La poterie modelée d'Afrique du Nord,
dite " poterie kabyle " (troisième partie)

L'auteur :
Jean Couranjou, né à Alger, est issu d'une famille qui y était installée depuis 1882. Directeur de recherches à l'I.N.R.A. (Institut national de la recherche agronomique, département génétique et amélioration des plantes) jusqu'en 1994; il est aujourd'hui à la retraite. Passionné d'Algérie, il a progressivement constitué une collection d'objets traditionnels (utilitaires, d'apparat et rituels) relatifs à l'Afrique du Nord et à divers pays islamiques, allant de la préhistoire à l'époque actuelle. Mais les carreaux de faïence constituent sa collection la plus importante car ses recherches personnelles, menées depuis 1965, concernent la faïence de revêtement importée de pays très divers dans la Régence turque (1518-1830). Dans ce domaine qu'il a passablement élargi, il a réalisé de nombreuses découvertes. Elles l'ont amené à la réalisation d'un très important ouvrage, actuellement non édité.
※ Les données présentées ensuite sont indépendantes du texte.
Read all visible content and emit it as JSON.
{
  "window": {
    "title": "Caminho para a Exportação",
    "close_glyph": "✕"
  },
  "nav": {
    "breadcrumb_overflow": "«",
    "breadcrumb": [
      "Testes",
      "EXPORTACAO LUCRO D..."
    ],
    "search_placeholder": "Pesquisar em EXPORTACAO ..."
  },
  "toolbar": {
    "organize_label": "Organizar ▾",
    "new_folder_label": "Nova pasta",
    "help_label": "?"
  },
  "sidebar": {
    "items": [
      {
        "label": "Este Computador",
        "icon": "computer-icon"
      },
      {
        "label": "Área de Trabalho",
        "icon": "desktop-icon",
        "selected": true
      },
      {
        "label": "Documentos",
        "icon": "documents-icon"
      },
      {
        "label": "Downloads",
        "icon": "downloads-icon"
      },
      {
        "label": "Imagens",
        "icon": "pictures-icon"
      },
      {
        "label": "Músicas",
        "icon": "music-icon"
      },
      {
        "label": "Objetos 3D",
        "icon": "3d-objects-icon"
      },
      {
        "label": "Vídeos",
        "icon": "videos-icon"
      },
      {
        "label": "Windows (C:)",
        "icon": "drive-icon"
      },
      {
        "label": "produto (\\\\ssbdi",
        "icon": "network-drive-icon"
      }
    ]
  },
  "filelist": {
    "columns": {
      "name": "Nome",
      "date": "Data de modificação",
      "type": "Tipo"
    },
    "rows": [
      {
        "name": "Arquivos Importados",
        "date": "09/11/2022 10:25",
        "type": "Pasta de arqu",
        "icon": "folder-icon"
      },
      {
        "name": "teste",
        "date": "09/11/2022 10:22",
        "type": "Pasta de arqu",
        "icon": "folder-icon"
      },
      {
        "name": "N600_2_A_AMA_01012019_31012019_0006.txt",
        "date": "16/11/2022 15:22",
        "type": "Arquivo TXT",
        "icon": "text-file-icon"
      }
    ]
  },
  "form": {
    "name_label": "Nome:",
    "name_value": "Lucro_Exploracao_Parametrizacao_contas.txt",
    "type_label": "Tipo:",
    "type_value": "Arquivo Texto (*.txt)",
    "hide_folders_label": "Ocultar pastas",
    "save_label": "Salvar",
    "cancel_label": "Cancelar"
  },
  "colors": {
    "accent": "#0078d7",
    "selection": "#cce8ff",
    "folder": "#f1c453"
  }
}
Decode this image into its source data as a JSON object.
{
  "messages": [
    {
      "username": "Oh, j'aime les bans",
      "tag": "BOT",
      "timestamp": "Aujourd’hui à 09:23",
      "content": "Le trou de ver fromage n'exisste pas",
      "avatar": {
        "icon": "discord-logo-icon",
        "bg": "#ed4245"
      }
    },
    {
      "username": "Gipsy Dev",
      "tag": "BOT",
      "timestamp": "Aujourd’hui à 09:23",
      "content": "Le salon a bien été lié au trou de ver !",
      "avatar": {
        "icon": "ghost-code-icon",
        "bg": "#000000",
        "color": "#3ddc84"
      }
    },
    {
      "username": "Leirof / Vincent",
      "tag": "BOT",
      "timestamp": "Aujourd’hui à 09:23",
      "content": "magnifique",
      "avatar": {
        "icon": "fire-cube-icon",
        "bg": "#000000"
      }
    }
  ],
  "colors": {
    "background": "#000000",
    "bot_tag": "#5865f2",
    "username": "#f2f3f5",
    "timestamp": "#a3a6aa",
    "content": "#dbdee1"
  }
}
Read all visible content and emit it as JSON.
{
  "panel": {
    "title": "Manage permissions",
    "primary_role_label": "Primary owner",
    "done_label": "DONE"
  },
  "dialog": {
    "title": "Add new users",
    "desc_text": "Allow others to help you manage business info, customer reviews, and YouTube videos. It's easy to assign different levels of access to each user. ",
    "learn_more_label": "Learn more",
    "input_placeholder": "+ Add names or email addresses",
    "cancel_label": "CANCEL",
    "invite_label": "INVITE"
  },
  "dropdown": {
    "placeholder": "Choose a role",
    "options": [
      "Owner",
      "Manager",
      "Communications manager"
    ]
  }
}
Il est en relation avec des chercheurs de divers pays, et publie dans des revues spécialisées d'Espagne et des Pays-Bas. Il est aujourd'hui chercheur associé au Centre de recherche sur les archéomatériaux (Université de Bordeaux 3, CNRS. U.M.R. 5060).
Son site : http://arts.medit.occ.pagesperso-orange.fr/

extraits du numéro 99, septembre 2002, de "l'Algérianiste", bulletin d'idées et d'information, avec l'autorisation de la direction actuelle de la revue "l'Algérianiste"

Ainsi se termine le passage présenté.